Da «mi terresti il bambino mentre faccio un salto in posta?» a «quando gli hai tolto il ciuccio?» una mamma è sempre alla ricerca di supporto, piccoli favori e consigli che possono arrivare dai genitori o dalle amiche.
Oggi, però, sono molte le giovani coppie che si spostano dalle città di origine, lasciando i nonni lontani, e in una grande metropoli è sempre più difficile fare amicizia e stringere rapporti nel proprio vicinato. Le associazioni e le iniziative dal basso per loro partono proprio da questo presupposto.
Anche Mamsitter nasce così: un’associazione di promozione sociale creata da e per le mamme che funziona come banca del tempo basata sullo scambio reciproco di piccoli favori che possono fare la differenza.

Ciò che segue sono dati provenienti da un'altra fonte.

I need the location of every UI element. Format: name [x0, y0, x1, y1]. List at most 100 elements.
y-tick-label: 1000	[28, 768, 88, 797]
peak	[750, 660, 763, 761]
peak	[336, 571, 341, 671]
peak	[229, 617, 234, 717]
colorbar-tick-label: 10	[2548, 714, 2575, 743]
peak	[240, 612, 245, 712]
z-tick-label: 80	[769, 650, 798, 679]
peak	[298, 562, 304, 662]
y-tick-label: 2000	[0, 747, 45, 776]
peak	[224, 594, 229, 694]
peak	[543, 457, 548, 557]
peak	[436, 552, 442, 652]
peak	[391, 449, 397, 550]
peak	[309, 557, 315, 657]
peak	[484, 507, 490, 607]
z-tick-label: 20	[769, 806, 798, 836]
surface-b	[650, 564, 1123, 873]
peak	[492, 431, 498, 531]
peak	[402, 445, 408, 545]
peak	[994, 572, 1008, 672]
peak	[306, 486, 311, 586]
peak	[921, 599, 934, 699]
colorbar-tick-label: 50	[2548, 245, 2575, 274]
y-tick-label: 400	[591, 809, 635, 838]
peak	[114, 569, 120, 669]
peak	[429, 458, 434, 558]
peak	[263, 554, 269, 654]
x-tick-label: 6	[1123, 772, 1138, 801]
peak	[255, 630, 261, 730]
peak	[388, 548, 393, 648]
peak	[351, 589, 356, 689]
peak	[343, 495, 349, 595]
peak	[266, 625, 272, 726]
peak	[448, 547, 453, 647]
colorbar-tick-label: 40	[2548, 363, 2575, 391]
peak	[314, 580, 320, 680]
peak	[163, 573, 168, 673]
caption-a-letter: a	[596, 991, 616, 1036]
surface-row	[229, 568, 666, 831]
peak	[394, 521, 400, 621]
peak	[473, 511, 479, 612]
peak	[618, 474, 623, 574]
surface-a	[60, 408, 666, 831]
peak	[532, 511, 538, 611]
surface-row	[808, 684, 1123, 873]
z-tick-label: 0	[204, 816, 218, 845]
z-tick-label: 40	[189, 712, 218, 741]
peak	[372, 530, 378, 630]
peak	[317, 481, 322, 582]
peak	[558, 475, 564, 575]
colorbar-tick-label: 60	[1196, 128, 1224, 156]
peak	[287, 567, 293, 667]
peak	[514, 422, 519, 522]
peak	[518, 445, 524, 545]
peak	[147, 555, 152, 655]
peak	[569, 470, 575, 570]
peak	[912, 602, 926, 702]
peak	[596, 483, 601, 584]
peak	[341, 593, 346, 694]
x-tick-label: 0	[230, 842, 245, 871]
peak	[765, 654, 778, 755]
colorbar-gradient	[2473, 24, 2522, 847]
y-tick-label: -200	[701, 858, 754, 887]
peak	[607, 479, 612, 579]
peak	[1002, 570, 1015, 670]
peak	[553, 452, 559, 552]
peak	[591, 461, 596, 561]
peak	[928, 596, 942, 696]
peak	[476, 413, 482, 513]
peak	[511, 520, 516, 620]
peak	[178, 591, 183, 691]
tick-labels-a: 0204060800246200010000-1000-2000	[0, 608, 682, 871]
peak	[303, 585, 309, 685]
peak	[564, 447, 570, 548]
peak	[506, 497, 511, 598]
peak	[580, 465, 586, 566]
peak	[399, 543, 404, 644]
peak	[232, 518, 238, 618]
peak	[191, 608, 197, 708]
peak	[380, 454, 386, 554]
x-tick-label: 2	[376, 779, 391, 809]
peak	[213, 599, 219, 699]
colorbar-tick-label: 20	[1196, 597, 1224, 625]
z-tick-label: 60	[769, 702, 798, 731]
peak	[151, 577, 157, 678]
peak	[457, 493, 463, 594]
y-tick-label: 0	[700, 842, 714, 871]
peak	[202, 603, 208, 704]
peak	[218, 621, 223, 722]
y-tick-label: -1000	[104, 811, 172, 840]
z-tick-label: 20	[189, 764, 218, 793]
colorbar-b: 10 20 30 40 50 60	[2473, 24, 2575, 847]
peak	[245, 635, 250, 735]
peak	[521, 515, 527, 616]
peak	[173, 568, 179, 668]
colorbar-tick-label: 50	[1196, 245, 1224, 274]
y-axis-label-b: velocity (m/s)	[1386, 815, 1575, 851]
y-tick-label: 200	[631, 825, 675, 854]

Un “mum-sharing” grazie al quale ogni mamma mette a disposizione 16 ore al mese del proprio tempo durante le quali si rende disponibile ad accogliere a casa propria il figlio di un’altra socia, sapendo che potrà contare a sua volta sulla stessa disponibilità nel momento in cui ne avrà bisogno. Tra le mamme coinvolte sono nati anche gruppi whatsapp per scambiare consigli per organizzare incontri.
Il progetto per ora coinvolge 98 donne, ed è attivo a Roma e a Milano, ed è diviso per quartieri. Nella capitale i gruppi di mamme si trovano in tutta la città, dalle zone residenziali di Trastevere e San Giovanni alle periferie di Pigneto e Ostia, mentre nel capoluogo lombardo si è attivato un gruppo a Cadorna.
Il costo è di 50 euro all’anno, inteso come quota associativa, e il ricavato viene usato per promuovere le attività.
«Cinquant’anni fa, nei paesi le mamme potevano contare le une sulle altre – spiega Paola Cimaroli, che ha fondato l’associazione nel 2017 e ha attivato il progetto della banca del tempo un anno fa – Oggi è diverso, vanno tutti di corsa e si fa fatica a stringere rapporti umani Il “mum-sharing” invece funziona a partire dalla creazione di una rete». In ogni quartiere c’è una responsabile che si occupa di creare le occasioni di socializzazione per far conoscere le mamme, come incontri organizzati a scuola o nel contesto dell’oratorio. «Il progetto è attivo in quartieri dove già c’è l’atmosfera tipica che si trova nei paesi – continua Cimaroli – la prossimità è importante, soprattutto se si ha bisogno di favori dell’ultimo secondo».
I bambini coinvolti nel progetto sono circa 150, perlopiù compresi nella fascia 0-2 anni. «Si avvicinano al mum-sharing soprattutto donne che hanno appena avuto un figlio e che quindi non lavorano, o quelle che hanno partorito il secondo e magari si sono licenziate, un’abitudine purtroppo molto diffusa oggi – spiega Paola Cimaroli – Quello è il momento in cui le mamme soffrono di più la solitudine. I corsi pre-parto si trovano ovunque, ma quando il bimbo nasce, le donne vengono lasciate sole. Per questo socializzazione e creazione di una rete sono così importanti».